Offene vs. geschlossene Systeme: Warum Offenheit in der Automatisierung gewinnt
Autor
Ueli Iff
Veröffentlicht
Lesezeit
2 Min.

Bei der Auswahl von Soft- und Hardware in der Automatisierung wird eine Frage oft zu spät gestellt: Wie offen ist das System eigentlich? Die Entscheidung zwischen einem geschlossenen Ökosystem und einer offenen Architektur bestimmt über Jahre hinweg, wie flexibel, kostengünstig und zukunftssicher eine Lösung bleibt. Dieser Beitrag ordnet beide Ansätze ein und zeigt, warum sich Offenheit langfristig auszahlt.
Was ein geschlossenes Ökosystem ausmacht
Ein geschlossenes Ökosystem ist eine Software- oder Hardwareumgebung, die auf eine spezifische Plattform oder Technologie beschränkt ist. Anwender können ausschliesslich bestimmte Apps, Geräte oder Dienste innerhalb dieses Systems nutzen, die ein einzelner Hersteller bereitstellt. Die Folge: eine eng begrenzte Auswahl und eine strukturelle Abhängigkeit von genau diesem Anbieter.
Wer sich für ein geschlossenes Ökosystem entscheidet, bindet seine Auswahl, seine Kosten und seine Zukunftsfähigkeit an die Roadmap eines einzigen Herstellers.
Die vier zentralen Nachteile geschlossener Systeme
Eingeschränkte Auswahl. In einem geschlossenen Ökosystem bleibt man auf das angebotene Portfolio an Software, Geräten und Diensten beschränkt. Damit fehlt die Flexibilität, alternative Lösungen einzusetzen, die besser auf die eigenen Bedürfnisse und Anforderungen abgestimmt sind.
Höhere Kosten. Geschlossene Ökosysteme sind häufig teurer als offene Systeme. Man ist auf die vom Hersteller bereitgestellten Produkte und Dienstleistungen angewiesen, und es fehlt der Wettbewerb, der die Preise senken könnte.
Abhängigkeit von einem Hersteller. Die Bindung an einen einzigen Anbieter wird kritisch, sobald dieser die Unterstützung für eine Plattform oder ein Produkt einstellt oder es inkompatibel macht. Für den Anwender kann das sehr problematisch werden.

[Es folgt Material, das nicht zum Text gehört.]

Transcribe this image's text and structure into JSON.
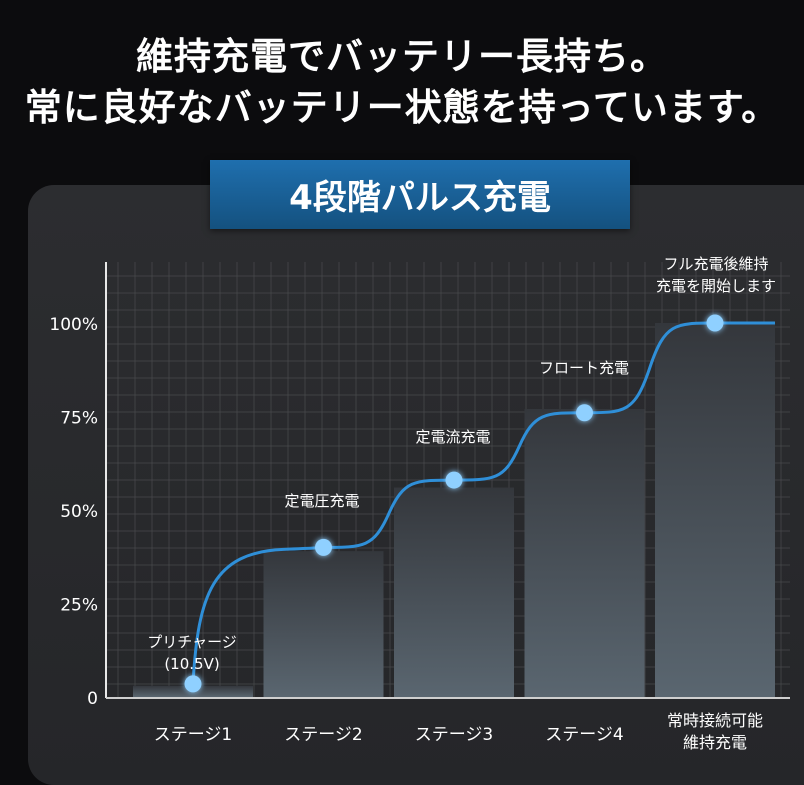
{
  "headline": {
    "line1": "維持充電でバッテリー長持ち。",
    "line2": "常に良好なバッテリー状態を持っています。"
  },
  "banner_title": "4段階パルス充電",
  "chart_data": {
    "type": "bar",
    "title": "4段階パルス充電",
    "categories": [
      [
        "ステージ1"
      ],
      [
        "ステージ2"
      ],
      [
        "ステージ3"
      ],
      [
        "ステージ4"
      ],
      [
        "常時接続可能",
        "維持充電"
      ]
    ],
    "values": [
      3,
      39,
      56,
      77,
      100
    ],
    "curve_points": [
      3.5,
      40,
      58,
      76,
      100
    ],
    "point_labels": [
      [
        "プリチャージ",
        "(10.5V)"
      ],
      [
        "定電圧充電"
      ],
      [
        "定電流充電"
      ],
      [
        "フロート充電"
      ],
      [
        "フル充電後維持",
        "充電を開始します"
      ]
    ],
    "yticks": [
      "0",
      "25%",
      "50%",
      "75%",
      "100%"
    ],
    "ytick_values": [
      0,
      25,
      50,
      75,
      100
    ],
    "ylim": [
      0,
      100
    ],
    "grid": true,
    "colors": {
      "curve": "#2f8fd8",
      "point": "#8fd0ff",
      "bar_top": "#3a3d42",
      "bar_bottom": "#5b6872",
      "grid": "#4a4b4e"
    }
  }
}
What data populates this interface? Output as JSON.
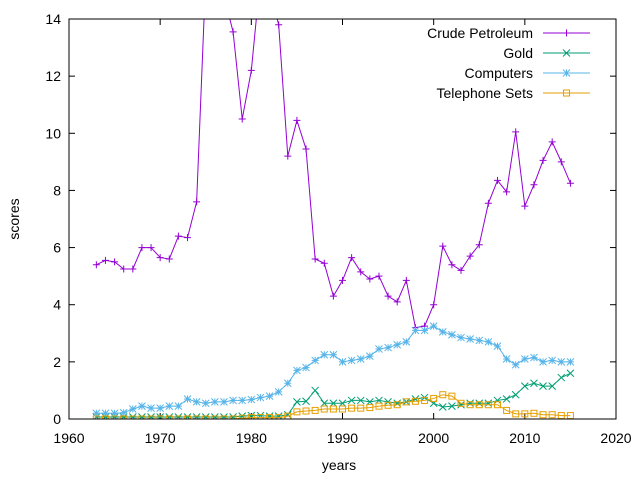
{
  "chart_data": {
    "type": "line",
    "title": "",
    "xlabel": "years",
    "ylabel": "scores",
    "xlim": [
      1960,
      2020
    ],
    "ylim": [
      0,
      14
    ],
    "xticks": [
      1960,
      1970,
      1980,
      1990,
      2000,
      2010,
      2020
    ],
    "yticks": [
      0,
      2,
      4,
      6,
      8,
      10,
      12,
      14
    ],
    "grid": false,
    "legend_position": "top-right",
    "x": [
      1963,
      1964,
      1965,
      1966,
      1967,
      1968,
      1969,
      1970,
      1971,
      1972,
      1973,
      1974,
      1975,
      1976,
      1977,
      1978,
      1979,
      1980,
      1981,
      1982,
      1983,
      1984,
      1985,
      1986,
      1987,
      1988,
      1989,
      1990,
      1991,
      1992,
      1993,
      1994,
      1995,
      1996,
      1997,
      1998,
      1999,
      2000,
      2001,
      2002,
      2003,
      2004,
      2005,
      2006,
      2007,
      2008,
      2009,
      2010,
      2011,
      2012,
      2013,
      2014,
      2015
    ],
    "series": [
      {
        "name": "Crude Petroleum",
        "color": "#9400d3",
        "marker": "plus",
        "values": [
          5.4,
          5.55,
          5.5,
          5.25,
          5.25,
          6.0,
          6.0,
          5.65,
          5.6,
          6.4,
          6.35,
          7.6,
          15.5,
          15.5,
          14.8,
          13.55,
          10.5,
          12.2,
          15.5,
          15.0,
          13.8,
          9.2,
          10.45,
          9.45,
          5.6,
          5.45,
          4.3,
          4.85,
          5.65,
          5.15,
          4.9,
          5.0,
          4.3,
          4.1,
          4.85,
          3.2,
          3.25,
          4.0,
          6.05,
          5.4,
          5.2,
          5.7,
          6.1,
          7.55,
          8.35,
          7.95,
          10.05,
          7.45,
          8.2,
          9.05,
          9.7,
          9.0,
          8.25
        ]
      },
      {
        "name": "Gold",
        "color": "#009e73",
        "marker": "cross",
        "values": [
          0.07,
          0.07,
          0.07,
          0.07,
          0.07,
          0.07,
          0.07,
          0.07,
          0.07,
          0.07,
          0.07,
          0.07,
          0.07,
          0.07,
          0.07,
          0.07,
          0.1,
          0.12,
          0.12,
          0.1,
          0.1,
          0.15,
          0.6,
          0.62,
          1.0,
          0.55,
          0.55,
          0.55,
          0.65,
          0.65,
          0.6,
          0.65,
          0.6,
          0.55,
          0.6,
          0.7,
          0.75,
          0.55,
          0.42,
          0.45,
          0.5,
          0.55,
          0.55,
          0.55,
          0.65,
          0.7,
          0.85,
          1.15,
          1.25,
          1.15,
          1.15,
          1.45,
          1.6
        ]
      },
      {
        "name": "Computers",
        "color": "#56b4e9",
        "marker": "star",
        "values": [
          0.2,
          0.2,
          0.2,
          0.22,
          0.35,
          0.45,
          0.38,
          0.38,
          0.45,
          0.45,
          0.7,
          0.6,
          0.55,
          0.6,
          0.6,
          0.65,
          0.65,
          0.68,
          0.75,
          0.8,
          0.95,
          1.25,
          1.7,
          1.8,
          2.05,
          2.25,
          2.25,
          2.0,
          2.05,
          2.1,
          2.2,
          2.45,
          2.5,
          2.6,
          2.7,
          3.1,
          3.1,
          3.25,
          3.05,
          2.95,
          2.85,
          2.8,
          2.75,
          2.7,
          2.55,
          2.1,
          1.9,
          2.1,
          2.15,
          2.0,
          2.05,
          2.0,
          2.0
        ]
      },
      {
        "name": "Telephone Sets",
        "color": "#e69f00",
        "marker": "square",
        "values": [
          0.0,
          0.0,
          0.0,
          0.0,
          0.0,
          0.0,
          0.0,
          0.0,
          0.0,
          0.0,
          0.0,
          0.0,
          0.0,
          0.0,
          0.0,
          0.0,
          0.03,
          0.05,
          0.05,
          0.05,
          0.05,
          0.1,
          0.25,
          0.28,
          0.3,
          0.35,
          0.35,
          0.35,
          0.38,
          0.38,
          0.4,
          0.45,
          0.48,
          0.5,
          0.6,
          0.62,
          0.65,
          0.72,
          0.85,
          0.8,
          0.55,
          0.5,
          0.5,
          0.5,
          0.5,
          0.3,
          0.18,
          0.18,
          0.2,
          0.15,
          0.15,
          0.12,
          0.12
        ]
      }
    ]
  }
}
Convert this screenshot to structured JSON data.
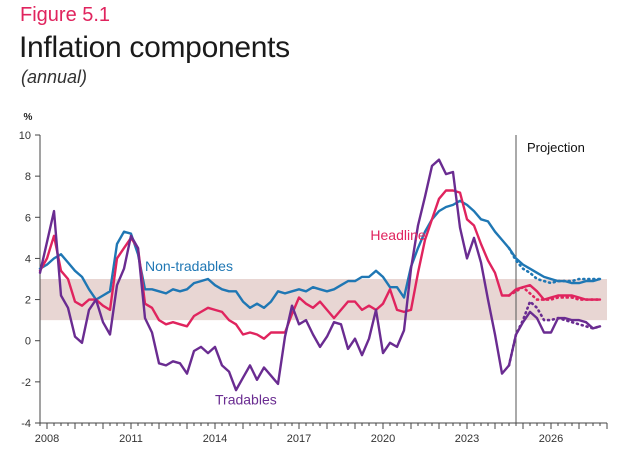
{
  "figure_label": "Figure 5.1",
  "title": "Inflation components",
  "subtitle": "(annual)",
  "colors": {
    "headline": "#e0245e",
    "non_tradables": "#1f77b4",
    "tradables": "#6a2c91",
    "target_band": "#e8d6d3",
    "axis": "#444444",
    "grid": "#d9d9d9"
  },
  "chart_data": {
    "type": "line",
    "title": "Inflation components",
    "subtitle": "(annual)",
    "ylabel": "%",
    "ylim": [
      -4,
      10
    ],
    "yticks": [
      -4,
      -2,
      0,
      2,
      4,
      6,
      8,
      10
    ],
    "xlim": [
      2007.75,
      2028.0
    ],
    "xticks": [
      2008,
      2011,
      2014,
      2017,
      2020,
      2023,
      2026
    ],
    "target_band": [
      1,
      3
    ],
    "projection_start": 2024.75,
    "projection_label": "Projection",
    "series": [
      {
        "name": "Non-tradables",
        "label": "Non-tradables",
        "color": "#1f77b4",
        "x": [
          2007.75,
          2008.0,
          2008.25,
          2008.5,
          2008.75,
          2009.0,
          2009.25,
          2009.5,
          2009.75,
          2010.0,
          2010.25,
          2010.5,
          2010.75,
          2011.0,
          2011.25,
          2011.5,
          2011.75,
          2012.0,
          2012.25,
          2012.5,
          2012.75,
          2013.0,
          2013.25,
          2013.5,
          2013.75,
          2014.0,
          2014.25,
          2014.5,
          2014.75,
          2015.0,
          2015.25,
          2015.5,
          2015.75,
          2016.0,
          2016.25,
          2016.5,
          2016.75,
          2017.0,
          2017.25,
          2017.5,
          2017.75,
          2018.0,
          2018.25,
          2018.5,
          2018.75,
          2019.0,
          2019.25,
          2019.5,
          2019.75,
          2020.0,
          2020.25,
          2020.5,
          2020.75,
          2021.0,
          2021.25,
          2021.5,
          2021.75,
          2022.0,
          2022.25,
          2022.5,
          2022.75,
          2023.0,
          2023.25,
          2023.5,
          2023.75,
          2024.0,
          2024.25,
          2024.5,
          2024.75,
          2025.0,
          2025.25,
          2025.5,
          2025.75,
          2026.0,
          2026.25,
          2026.5,
          2026.75,
          2027.0,
          2027.25,
          2027.5,
          2027.75
        ],
        "values": [
          3.5,
          3.7,
          4.0,
          4.2,
          3.8,
          3.4,
          3.1,
          2.5,
          2.0,
          2.2,
          2.4,
          4.7,
          5.3,
          5.2,
          4.2,
          2.5,
          2.5,
          2.4,
          2.3,
          2.5,
          2.4,
          2.5,
          2.8,
          2.9,
          3.0,
          2.7,
          2.5,
          2.4,
          2.4,
          1.9,
          1.6,
          1.8,
          1.6,
          1.9,
          2.4,
          2.3,
          2.4,
          2.5,
          2.4,
          2.6,
          2.5,
          2.4,
          2.5,
          2.7,
          2.9,
          2.9,
          3.1,
          3.1,
          3.4,
          3.1,
          2.6,
          2.6,
          2.1,
          3.6,
          4.5,
          5.3,
          5.9,
          6.3,
          6.5,
          6.6,
          6.8,
          6.6,
          6.3,
          5.9,
          5.8,
          5.3,
          4.9,
          4.5,
          4.0,
          3.7,
          3.5,
          3.3,
          3.1,
          3.0,
          2.9,
          2.9,
          2.8,
          2.8,
          2.9,
          2.9,
          3.0
        ]
      },
      {
        "name": "Headline",
        "label": "Headline",
        "color": "#e0245e",
        "x": [
          2007.75,
          2008.0,
          2008.25,
          2008.5,
          2008.75,
          2009.0,
          2009.25,
          2009.5,
          2009.75,
          2010.0,
          2010.25,
          2010.5,
          2010.75,
          2011.0,
          2011.25,
          2011.5,
          2011.75,
          2012.0,
          2012.25,
          2012.5,
          2012.75,
          2013.0,
          2013.25,
          2013.5,
          2013.75,
          2014.0,
          2014.25,
          2014.5,
          2014.75,
          2015.0,
          2015.25,
          2015.5,
          2015.75,
          2016.0,
          2016.25,
          2016.5,
          2016.75,
          2017.0,
          2017.25,
          2017.5,
          2017.75,
          2018.0,
          2018.25,
          2018.5,
          2018.75,
          2019.0,
          2019.25,
          2019.5,
          2019.75,
          2020.0,
          2020.25,
          2020.5,
          2020.75,
          2021.0,
          2021.25,
          2021.5,
          2021.75,
          2022.0,
          2022.25,
          2022.5,
          2022.75,
          2023.0,
          2023.25,
          2023.5,
          2023.75,
          2024.0,
          2024.25,
          2024.5,
          2024.75,
          2025.0,
          2025.25,
          2025.5,
          2025.75,
          2026.0,
          2026.25,
          2026.5,
          2026.75,
          2027.0,
          2027.25,
          2027.5,
          2027.75
        ],
        "values": [
          3.4,
          4.0,
          5.1,
          3.4,
          3.0,
          1.9,
          1.7,
          2.0,
          2.0,
          1.7,
          1.5,
          4.0,
          4.5,
          5.0,
          4.5,
          1.8,
          1.6,
          1.0,
          0.8,
          0.9,
          0.8,
          0.7,
          1.2,
          1.4,
          1.6,
          1.5,
          1.4,
          1.0,
          0.8,
          0.3,
          0.4,
          0.3,
          0.1,
          0.4,
          0.4,
          0.4,
          1.3,
          2.1,
          1.8,
          1.6,
          1.9,
          1.5,
          1.1,
          1.5,
          1.9,
          1.9,
          1.5,
          1.7,
          1.5,
          1.8,
          2.5,
          1.5,
          1.4,
          1.5,
          3.3,
          4.9,
          5.9,
          6.9,
          7.3,
          7.3,
          7.2,
          5.9,
          5.6,
          4.7,
          3.9,
          3.3,
          2.2,
          2.2,
          2.5,
          2.6,
          2.7,
          2.4,
          2.0,
          2.1,
          2.2,
          2.2,
          2.2,
          2.1,
          2.0,
          2.0,
          2.0
        ]
      },
      {
        "name": "Tradables",
        "label": "Tradables",
        "color": "#6a2c91",
        "x": [
          2007.75,
          2008.0,
          2008.25,
          2008.5,
          2008.75,
          2009.0,
          2009.25,
          2009.5,
          2009.75,
          2010.0,
          2010.25,
          2010.5,
          2010.75,
          2011.0,
          2011.25,
          2011.5,
          2011.75,
          2012.0,
          2012.25,
          2012.5,
          2012.75,
          2013.0,
          2013.25,
          2013.5,
          2013.75,
          2014.0,
          2014.25,
          2014.5,
          2014.75,
          2015.0,
          2015.25,
          2015.5,
          2015.75,
          2016.0,
          2016.25,
          2016.5,
          2016.75,
          2017.0,
          2017.25,
          2017.5,
          2017.75,
          2018.0,
          2018.25,
          2018.5,
          2018.75,
          2019.0,
          2019.25,
          2019.5,
          2019.75,
          2020.0,
          2020.25,
          2020.5,
          2020.75,
          2021.0,
          2021.25,
          2021.5,
          2021.75,
          2022.0,
          2022.25,
          2022.5,
          2022.75,
          2023.0,
          2023.25,
          2023.5,
          2023.75,
          2024.0,
          2024.25,
          2024.5,
          2024.75,
          2025.0,
          2025.25,
          2025.5,
          2025.75,
          2026.0,
          2026.25,
          2026.5,
          2026.75,
          2027.0,
          2027.25,
          2027.5,
          2027.75
        ],
        "values": [
          3.3,
          4.8,
          6.3,
          2.2,
          1.6,
          0.2,
          -0.1,
          1.5,
          2.0,
          0.9,
          0.3,
          2.7,
          3.5,
          5.1,
          4.5,
          1.1,
          0.4,
          -1.1,
          -1.2,
          -1.0,
          -1.1,
          -1.6,
          -0.5,
          -0.3,
          -0.6,
          -0.3,
          -1.2,
          -1.5,
          -2.4,
          -1.8,
          -1.2,
          -1.9,
          -1.3,
          -1.7,
          -2.1,
          0.2,
          1.7,
          0.8,
          1.0,
          0.3,
          -0.3,
          0.2,
          0.9,
          0.8,
          -0.4,
          0.1,
          -0.7,
          0.1,
          1.5,
          -0.6,
          -0.1,
          -0.3,
          0.5,
          3.5,
          5.6,
          7.0,
          8.5,
          8.8,
          8.1,
          8.2,
          5.5,
          4.0,
          5.0,
          3.8,
          2.0,
          0.3,
          -1.6,
          -1.2,
          0.3,
          0.9,
          1.4,
          1.1,
          0.4,
          0.4,
          1.1,
          1.1,
          1.0,
          1.0,
          0.9,
          0.6,
          0.7
        ]
      },
      {
        "name": "Non-tradables (alternative projection)",
        "style": "dotted",
        "color": "#1f77b4",
        "x": [
          2024.5,
          2024.75,
          2025.0,
          2025.25,
          2025.5,
          2025.75,
          2026.0,
          2026.25,
          2026.5,
          2026.75,
          2027.0,
          2027.25,
          2027.5,
          2027.75
        ],
        "values": [
          4.5,
          3.9,
          3.5,
          3.3,
          3.0,
          2.9,
          2.8,
          2.9,
          2.9,
          2.9,
          3.0,
          3.0,
          3.0,
          3.0
        ]
      },
      {
        "name": "Headline (alternative projection)",
        "style": "dotted",
        "color": "#e0245e",
        "x": [
          2024.5,
          2024.75,
          2025.0,
          2025.25,
          2025.5,
          2025.75,
          2026.0,
          2026.25,
          2026.5,
          2026.75,
          2027.0,
          2027.25,
          2027.5,
          2027.75
        ],
        "values": [
          2.2,
          2.4,
          2.6,
          2.3,
          2.0,
          2.0,
          2.0,
          2.1,
          2.1,
          2.1,
          2.0,
          2.0,
          2.0,
          2.0
        ]
      },
      {
        "name": "Tradables (alternative projection)",
        "style": "dotted",
        "color": "#6a2c91",
        "x": [
          2024.5,
          2024.75,
          2025.0,
          2025.25,
          2025.5,
          2025.75,
          2026.0,
          2026.25,
          2026.5,
          2026.75,
          2027.0,
          2027.25,
          2027.5,
          2027.75
        ],
        "values": [
          -1.2,
          0.3,
          1.0,
          1.9,
          1.6,
          1.0,
          1.0,
          1.1,
          1.0,
          0.9,
          0.8,
          0.7,
          0.6,
          0.7
        ]
      }
    ],
    "annotations": [
      {
        "text": "Non-tradables",
        "x": 2011.5,
        "y": 3.4,
        "color": "#1f77b4"
      },
      {
        "text": "Headline",
        "x": 2019.55,
        "y": 4.9,
        "color": "#e0245e"
      },
      {
        "text": "Tradables",
        "x": 2014.0,
        "y": -3.1,
        "color": "#6a2c91"
      }
    ]
  }
}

Mangelnde Interoperabilität. Geschlossene Ökosysteme lassen sich oft nicht mit anderen Systemen verbinden. Das erschwert es, Daten und Informationen zwischen unterschiedlichen Systemen zu teilen oder zu übertragen.
Die Vorteile offener Systeme
Offene Systeme sind interoperabel und geben Anwendern die Freiheit, Software, Geräte und Dienste verschiedener Hersteller frei zu kombinieren. Dadurch lassen sich individuelle Bedürfnisse und Anforderungen deutlich besser erfüllen. Im Vergleich zu geschlossenen Ökosystemen sind offene Systeme oft günstiger und reduzieren die Abhängigkeit von einem einzelnen Hersteller.
Darüber hinaus fördern offene Systeme Innovationen und Wettbewerb. Das führt zu besserer Produktqualität und einem verbesserten Kundenservice, weil Anbieter sich kontinuierlich behaupten müssen, statt auf eine gesicherte Kundenbindung zu vertrauen.
Fazit
Die Wahl zwischen offenem und geschlossenem System ist eine strategische Weichenstellung, keine reine Detailfrage. Offene, interoperable Architekturen sichern Flexibilität, halten die Kosten im Wettbewerb und verhindern, dass man der Roadmap eines einzelnen Herstellers ausgeliefert ist. Wer langfristig plant, sollte deshalb gezielt auf Offenheit und Herstellerunabhängigkeit setzen.